I know you already know this, but let me just vent a bit. Let’s use the following non-bank example:
• If you are preparing dinner for two children, it could be considered unfair if you only allowed the children 10 minutes to eat their dinner before the food was removed so that you could get an early start on the dishes. One, it could cause substantial injury by removing necessary nutrition before it is able to be consumed. Two, it cannot be reasonably avoided because you are their primary or sole provider of nutrition. Three, the benefit of cleaning up earlier does not outweigh the possible injury to the children.
• If you are preparing dinner for two children, it could be considered misleading if you tell the children that because you like to clean up early there may be lollipops provided to children who finish dinner in less 10 minutes and the scenario goes like this: The first child finishes in 8 minutes and is given a lollipop. The second child finishes in 9 minutes, but you explain that there was only one lollipop and that you are so sorry that you can’t give them a sucker, but explain that they did not have to finish their dinner in less than 10 minutes. That could be considered misleading because you left out the material information that there was only one lollipop and a child misinterpretation is reasonable. It does not matter what your intent was or that you truly believed that your second child, who is a slow eater and does not like what you served, would not make the cut off or that you actually believed that Amazon would deliver a box of fresh lollipops that day!
• Finally, abusive. Dodd-Frank provides that abusive applies when the practice 1) materially interferes with the ability of “a” consumer to understand a term or condition “or” 2) takes unreasonable advantage of “a” consumer’s: lack of understanding of the risks, costs or condition; “or” inability to protect its interest; “or” reasonable reliance on a covered person to act in their interest.

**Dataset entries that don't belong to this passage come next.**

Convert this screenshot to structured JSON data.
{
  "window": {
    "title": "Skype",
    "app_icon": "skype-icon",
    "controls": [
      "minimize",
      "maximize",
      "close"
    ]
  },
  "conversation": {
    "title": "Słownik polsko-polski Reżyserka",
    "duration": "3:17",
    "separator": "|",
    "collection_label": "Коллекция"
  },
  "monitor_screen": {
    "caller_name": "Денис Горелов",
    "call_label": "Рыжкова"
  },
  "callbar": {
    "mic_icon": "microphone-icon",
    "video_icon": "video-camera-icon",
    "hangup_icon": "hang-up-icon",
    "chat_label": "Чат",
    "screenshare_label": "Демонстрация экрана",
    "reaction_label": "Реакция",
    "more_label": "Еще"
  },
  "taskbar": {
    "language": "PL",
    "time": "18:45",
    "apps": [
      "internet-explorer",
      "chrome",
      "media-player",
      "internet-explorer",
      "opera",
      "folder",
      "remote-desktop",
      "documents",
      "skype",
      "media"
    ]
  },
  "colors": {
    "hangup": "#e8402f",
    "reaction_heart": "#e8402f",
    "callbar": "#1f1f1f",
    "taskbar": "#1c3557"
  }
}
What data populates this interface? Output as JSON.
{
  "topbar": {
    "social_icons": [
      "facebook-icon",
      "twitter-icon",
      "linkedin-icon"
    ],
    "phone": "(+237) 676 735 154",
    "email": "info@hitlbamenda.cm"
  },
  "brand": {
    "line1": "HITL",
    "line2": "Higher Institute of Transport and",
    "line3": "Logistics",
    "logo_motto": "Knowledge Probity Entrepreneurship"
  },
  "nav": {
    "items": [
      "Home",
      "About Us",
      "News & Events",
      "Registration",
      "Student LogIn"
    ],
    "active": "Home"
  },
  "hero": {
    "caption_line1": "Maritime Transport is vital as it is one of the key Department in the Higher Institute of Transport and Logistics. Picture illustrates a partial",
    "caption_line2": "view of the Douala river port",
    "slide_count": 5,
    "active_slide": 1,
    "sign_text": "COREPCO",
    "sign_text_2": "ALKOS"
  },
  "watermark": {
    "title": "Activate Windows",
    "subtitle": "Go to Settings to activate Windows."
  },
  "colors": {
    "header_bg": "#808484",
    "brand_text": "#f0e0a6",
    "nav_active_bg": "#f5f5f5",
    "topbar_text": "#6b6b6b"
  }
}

I have the word “a” in quotations because it is uncertain whether that means the customer abused or any customer. Meaning, the parents in the example above might be abusing both children in the following example, even if one of the children understands everything that is going on.
What gets us into trouble is not what we don’t know. It’s what we know for sure that just ain’t so. Mark Twain
So, continuing with our story. Two children sit down to dinner. The parent places two lollipops on the table says that a lollipop will be provided to the first child that finishes dinner in less than 10 minutes, but one child is under the age of two and unlikely to understand the directions.